Yo fui Gail Hightower,
Pastor y alucinado,
para todos los hombres un maldito
y para Dios ¡quién sabe!
Mi vida no fue amor, ni piedad, ni esperanza.
Fue tan sólo la dádiva salvaje que alimentó el reinado de un fantasma.

Todos mis sacrilegios, todos mis infortunios,
no fueron más que el precio de una misma ventana en cada atardecer.
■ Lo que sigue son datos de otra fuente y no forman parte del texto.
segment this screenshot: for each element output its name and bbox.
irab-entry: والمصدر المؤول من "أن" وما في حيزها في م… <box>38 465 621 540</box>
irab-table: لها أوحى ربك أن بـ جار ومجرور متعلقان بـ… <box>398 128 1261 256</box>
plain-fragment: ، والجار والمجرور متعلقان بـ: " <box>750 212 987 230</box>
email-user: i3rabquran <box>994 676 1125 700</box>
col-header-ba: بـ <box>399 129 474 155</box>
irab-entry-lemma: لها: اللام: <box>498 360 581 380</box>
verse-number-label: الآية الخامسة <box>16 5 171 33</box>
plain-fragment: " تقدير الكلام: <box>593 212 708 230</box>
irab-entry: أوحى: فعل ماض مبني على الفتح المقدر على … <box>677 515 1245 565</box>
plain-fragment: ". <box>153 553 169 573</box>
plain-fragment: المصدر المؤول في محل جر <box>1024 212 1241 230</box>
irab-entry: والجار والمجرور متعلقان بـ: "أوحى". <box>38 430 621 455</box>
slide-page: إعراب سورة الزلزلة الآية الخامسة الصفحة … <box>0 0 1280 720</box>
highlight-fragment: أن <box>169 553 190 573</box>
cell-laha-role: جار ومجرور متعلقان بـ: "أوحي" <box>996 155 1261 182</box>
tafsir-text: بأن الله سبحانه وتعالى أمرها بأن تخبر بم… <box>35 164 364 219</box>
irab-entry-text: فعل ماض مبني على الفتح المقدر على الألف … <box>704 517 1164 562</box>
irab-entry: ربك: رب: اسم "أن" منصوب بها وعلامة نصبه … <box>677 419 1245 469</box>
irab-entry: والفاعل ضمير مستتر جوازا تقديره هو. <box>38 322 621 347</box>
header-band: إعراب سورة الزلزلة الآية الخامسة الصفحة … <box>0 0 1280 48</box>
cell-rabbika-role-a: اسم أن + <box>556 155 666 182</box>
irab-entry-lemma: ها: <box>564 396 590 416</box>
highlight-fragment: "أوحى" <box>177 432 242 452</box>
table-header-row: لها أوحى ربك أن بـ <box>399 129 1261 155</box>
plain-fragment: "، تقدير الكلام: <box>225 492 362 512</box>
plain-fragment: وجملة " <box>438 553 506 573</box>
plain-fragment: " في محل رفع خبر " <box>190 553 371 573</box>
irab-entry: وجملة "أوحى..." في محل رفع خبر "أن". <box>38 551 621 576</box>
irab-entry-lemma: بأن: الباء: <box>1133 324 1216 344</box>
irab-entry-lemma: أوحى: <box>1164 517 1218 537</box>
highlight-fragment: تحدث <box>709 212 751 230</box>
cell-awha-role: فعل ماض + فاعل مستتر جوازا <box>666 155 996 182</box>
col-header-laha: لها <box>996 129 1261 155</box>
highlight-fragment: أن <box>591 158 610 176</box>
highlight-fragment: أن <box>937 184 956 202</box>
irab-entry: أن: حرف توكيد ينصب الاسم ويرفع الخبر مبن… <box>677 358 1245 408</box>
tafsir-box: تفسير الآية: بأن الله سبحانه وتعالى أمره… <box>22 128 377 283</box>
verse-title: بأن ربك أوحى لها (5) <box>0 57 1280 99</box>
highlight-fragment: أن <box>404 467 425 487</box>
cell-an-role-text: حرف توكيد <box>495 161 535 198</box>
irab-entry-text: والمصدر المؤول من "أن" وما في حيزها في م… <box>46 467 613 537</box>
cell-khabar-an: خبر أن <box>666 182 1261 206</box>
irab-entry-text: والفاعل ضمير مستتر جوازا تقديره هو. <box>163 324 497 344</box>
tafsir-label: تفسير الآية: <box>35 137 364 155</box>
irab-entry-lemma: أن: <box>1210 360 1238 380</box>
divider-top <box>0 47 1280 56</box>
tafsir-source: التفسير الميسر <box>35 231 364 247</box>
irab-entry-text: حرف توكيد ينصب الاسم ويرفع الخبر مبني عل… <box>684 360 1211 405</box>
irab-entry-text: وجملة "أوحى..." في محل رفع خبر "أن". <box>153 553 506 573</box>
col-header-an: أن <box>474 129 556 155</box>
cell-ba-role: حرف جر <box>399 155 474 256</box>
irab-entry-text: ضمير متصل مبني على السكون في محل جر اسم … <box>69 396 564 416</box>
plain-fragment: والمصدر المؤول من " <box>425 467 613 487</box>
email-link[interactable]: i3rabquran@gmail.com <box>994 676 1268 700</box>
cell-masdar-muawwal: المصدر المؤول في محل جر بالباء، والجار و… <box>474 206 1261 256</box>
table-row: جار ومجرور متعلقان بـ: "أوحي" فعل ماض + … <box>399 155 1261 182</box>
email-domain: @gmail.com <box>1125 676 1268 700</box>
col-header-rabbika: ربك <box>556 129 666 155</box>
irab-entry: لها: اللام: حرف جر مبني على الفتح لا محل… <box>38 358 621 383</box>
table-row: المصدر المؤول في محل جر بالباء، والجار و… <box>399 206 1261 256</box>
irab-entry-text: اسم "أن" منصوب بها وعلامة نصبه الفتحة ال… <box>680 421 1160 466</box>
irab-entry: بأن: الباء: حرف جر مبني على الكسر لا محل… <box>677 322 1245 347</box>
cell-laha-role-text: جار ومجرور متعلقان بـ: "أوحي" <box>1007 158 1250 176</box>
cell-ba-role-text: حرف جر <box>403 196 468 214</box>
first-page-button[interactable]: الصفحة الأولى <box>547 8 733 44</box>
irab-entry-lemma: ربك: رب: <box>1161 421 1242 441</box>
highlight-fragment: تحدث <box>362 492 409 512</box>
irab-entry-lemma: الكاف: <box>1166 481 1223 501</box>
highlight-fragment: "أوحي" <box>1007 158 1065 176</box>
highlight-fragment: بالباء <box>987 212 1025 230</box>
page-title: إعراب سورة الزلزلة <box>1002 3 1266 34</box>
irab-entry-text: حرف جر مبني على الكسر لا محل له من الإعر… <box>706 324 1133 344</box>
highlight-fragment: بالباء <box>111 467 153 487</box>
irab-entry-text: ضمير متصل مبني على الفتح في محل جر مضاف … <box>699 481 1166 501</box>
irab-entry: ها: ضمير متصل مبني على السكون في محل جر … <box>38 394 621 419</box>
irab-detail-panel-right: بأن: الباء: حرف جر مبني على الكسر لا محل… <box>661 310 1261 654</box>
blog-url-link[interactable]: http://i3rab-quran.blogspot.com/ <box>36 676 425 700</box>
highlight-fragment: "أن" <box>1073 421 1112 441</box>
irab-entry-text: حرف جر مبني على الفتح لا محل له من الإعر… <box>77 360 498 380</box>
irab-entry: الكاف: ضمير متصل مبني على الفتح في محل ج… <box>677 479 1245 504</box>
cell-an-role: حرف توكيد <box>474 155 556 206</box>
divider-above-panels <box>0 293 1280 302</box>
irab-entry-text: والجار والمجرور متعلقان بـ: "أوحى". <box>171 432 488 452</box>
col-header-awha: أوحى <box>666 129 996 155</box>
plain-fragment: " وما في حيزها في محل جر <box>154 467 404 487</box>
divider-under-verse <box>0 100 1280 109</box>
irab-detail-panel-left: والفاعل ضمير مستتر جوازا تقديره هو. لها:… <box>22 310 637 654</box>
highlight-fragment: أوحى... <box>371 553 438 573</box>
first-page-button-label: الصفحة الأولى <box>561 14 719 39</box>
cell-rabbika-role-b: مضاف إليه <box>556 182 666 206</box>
¿Qué aguardaba allí el réprobo? ¿Qué paz lo remunera?
Un zumbido de insectos fermentando en la luz como en un fruto,
la armonía de un coro sostenido por la expiación y la violencia,
y después el estruendo de una caballería que alcanza entre los
                       [tiempos ese único instante en que el cielo y la tierra se
                       [abismaron como por un relámpago;
esa gloria fulmínea que arde entre el estampido de una bala y el
                                          [trueno de un galope.
Aquélla fue la muerte de mi abuelo.

Aquél es el momento en que yo,
Gail Hightower veinte años antes de mi nacimiento,
soy todo lo que fui:
un ciego remolino que alienta para siempre en la aridez de aquella polvareda.
¿Qué perdón, qué condena,
alumbrarán el paso de una sombra?

Olga Orozco
de "Las muertes" (1952)

21 de marzo de 2020

Un rostro en el otoño, Olga Orozco


Un rostro en el otoño

La mujer del otoño llegaba a mi ventana
sumergiendo su rostro entre las vides,
reclinando sus hombros, sus vegetales hombros, en las nieblas,
buscando inútilmente su pecho resignado a nacer y morir entre dos sueños.

Desde un lejano cielo la aguardaban las lluvias,
aquellas que golpeaban duramente su dulce piel labrada por el duelo
[de una vieja estación,
sus ojos que nacían desde el llanto
o su pálida boca perdida para siempre, como en una plegaria que
[inconmovibles dioses acallaran.

Luego estaban los vientos adormeciendo el mundo entre sus manos,
repitiendo en sus mustios cabellos enlazados
la inacabable endecha de las hojas que caen;
y allá, bajo las frías coronas del invierno,
el cálido refugio de la tierra para su soledad, semejante a un presagio,
retornada a su estela como un ala.

Oh, vosotros, los inclementes ángeles del tiempo,
los que habitáis aún la lejanía
-ese olvido demasiado rebelde-;
vosotros, que lleváis a la sombra,
a sus marchitos ídolos, eternos todavía,
mi corazón hostil, abandonado:
no me podréis quitar esta pequeña vida entre dos sueños,
este cuerpo de lianas y de hojas que cae blandamente,
que se muere hacia adentro, como mueren las hierbas.